Do you think we should lower the %identity threshold (or, if possible, set a lower penalty for insertions specifically), or redo this analysis with the full gene sequence (introns included)? I don't know how divergent the introns would be, so that may complicate matters a bit if we are still relying on a %identity threshold.

maa146 commented 7 years ago

@jconover11: I used gmap to align the CDSs to the genome. It recognizes splice sites and aligns accordingly. I sent the mRNA portion of the alignments because they contained all the pertinent data and some of the full alignments were very large. If needed I can upload the full alignments to the ftp site.

conJUSTover commented 7 years ago

Great, I wasn't aware gmap operated that way. I think this should be fine, then. Was the 90% thresholds applied to the full alignments, or just the mRNA?

maa146 commented 7 years ago

The alignments. So, not including the introns

iamcorrinne commented 7 years ago

are we good on this now, guys?

conJUSTover commented 7 years ago

I think so. I have a summary table saved on my office computer, I'll push it whenever I get back on Monday.

maa146 commented 7 years ago

Received from @jconover11 :

Hi Tony,

Corrinne and I have discussed the Kokia manuscript with Jonathan (It's so close to being done!), and he would like to look for signatures of gene deletion in Kokia and Gossypioides from ~10,000 G.raimondii genes that we didn't look at before. I've attached the CDS sequences here, and would like to run gmap against Kokia and Gossypioides.

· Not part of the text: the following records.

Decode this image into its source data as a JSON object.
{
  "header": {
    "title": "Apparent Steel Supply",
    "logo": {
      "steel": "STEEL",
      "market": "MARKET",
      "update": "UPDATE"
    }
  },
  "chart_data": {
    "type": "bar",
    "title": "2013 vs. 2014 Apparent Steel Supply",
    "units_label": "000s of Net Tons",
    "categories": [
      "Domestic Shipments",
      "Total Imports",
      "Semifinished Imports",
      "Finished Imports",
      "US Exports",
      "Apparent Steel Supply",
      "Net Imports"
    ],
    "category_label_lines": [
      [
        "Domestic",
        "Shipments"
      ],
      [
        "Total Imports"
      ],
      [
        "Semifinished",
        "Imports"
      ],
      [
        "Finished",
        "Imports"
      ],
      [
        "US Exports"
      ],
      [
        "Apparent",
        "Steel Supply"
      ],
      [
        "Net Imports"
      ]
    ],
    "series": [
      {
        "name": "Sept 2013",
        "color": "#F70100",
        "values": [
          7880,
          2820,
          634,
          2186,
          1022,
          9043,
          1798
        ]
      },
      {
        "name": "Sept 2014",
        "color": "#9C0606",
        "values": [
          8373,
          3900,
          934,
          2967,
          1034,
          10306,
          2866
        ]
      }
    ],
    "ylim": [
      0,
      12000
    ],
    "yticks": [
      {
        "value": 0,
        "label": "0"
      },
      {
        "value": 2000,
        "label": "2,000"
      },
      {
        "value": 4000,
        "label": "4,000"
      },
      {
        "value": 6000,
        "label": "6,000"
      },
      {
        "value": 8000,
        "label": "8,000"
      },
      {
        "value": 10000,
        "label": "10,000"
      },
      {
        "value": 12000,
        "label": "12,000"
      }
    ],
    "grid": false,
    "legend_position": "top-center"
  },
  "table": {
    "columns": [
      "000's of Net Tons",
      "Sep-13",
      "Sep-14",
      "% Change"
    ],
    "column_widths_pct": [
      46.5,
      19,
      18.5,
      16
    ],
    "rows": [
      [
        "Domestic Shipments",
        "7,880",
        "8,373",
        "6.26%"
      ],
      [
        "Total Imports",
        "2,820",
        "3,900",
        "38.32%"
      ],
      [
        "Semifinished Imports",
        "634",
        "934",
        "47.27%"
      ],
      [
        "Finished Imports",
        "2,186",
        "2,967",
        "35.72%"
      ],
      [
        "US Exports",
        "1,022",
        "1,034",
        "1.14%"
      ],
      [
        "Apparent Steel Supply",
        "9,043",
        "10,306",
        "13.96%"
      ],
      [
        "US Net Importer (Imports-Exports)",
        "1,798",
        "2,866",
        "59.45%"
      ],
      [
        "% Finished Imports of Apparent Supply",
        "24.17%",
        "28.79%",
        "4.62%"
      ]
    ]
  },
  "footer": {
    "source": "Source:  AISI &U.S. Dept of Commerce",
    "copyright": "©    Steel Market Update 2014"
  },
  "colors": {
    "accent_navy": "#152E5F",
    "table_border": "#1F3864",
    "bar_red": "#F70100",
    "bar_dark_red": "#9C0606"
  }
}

To determine if these genes actually belong to other ortholgous groups, it would be nice to not mask the Kokia and Gossypioides genomes before you run gmap this time. And, we would like to validate that any hits we find do not have "good" translations to check for overlooked annotations (just like we did previously).

Let me know if I can help in any way.

Thanks, Justin

maa146 commented 7 years ago

@iamcorrinne and @jconover11 :

The numbers I gave previously include alt. splicing of the same Gorai gene. Below is the corrected table:

Genome # hits w/ valid proteins w/ overlapping annotations valid and overlapping
kokia 6035 3330 2009 1527
kirkii 6229 3513 1983 1512

The lists of genes for each cell are in analysis/deleted_annotations/ column 2: $db.gmap.hit.lst column 3: $db.gmap.valid_protein.lst column 4: $db.gmap.intersect.lst column 5: $db.gmap.both.lst

conJUSTover commented 7 years ago

Does the "# hits" also include multiple alt. splicing variants? And were alt. splice variants accounted for in the previous run you did for this?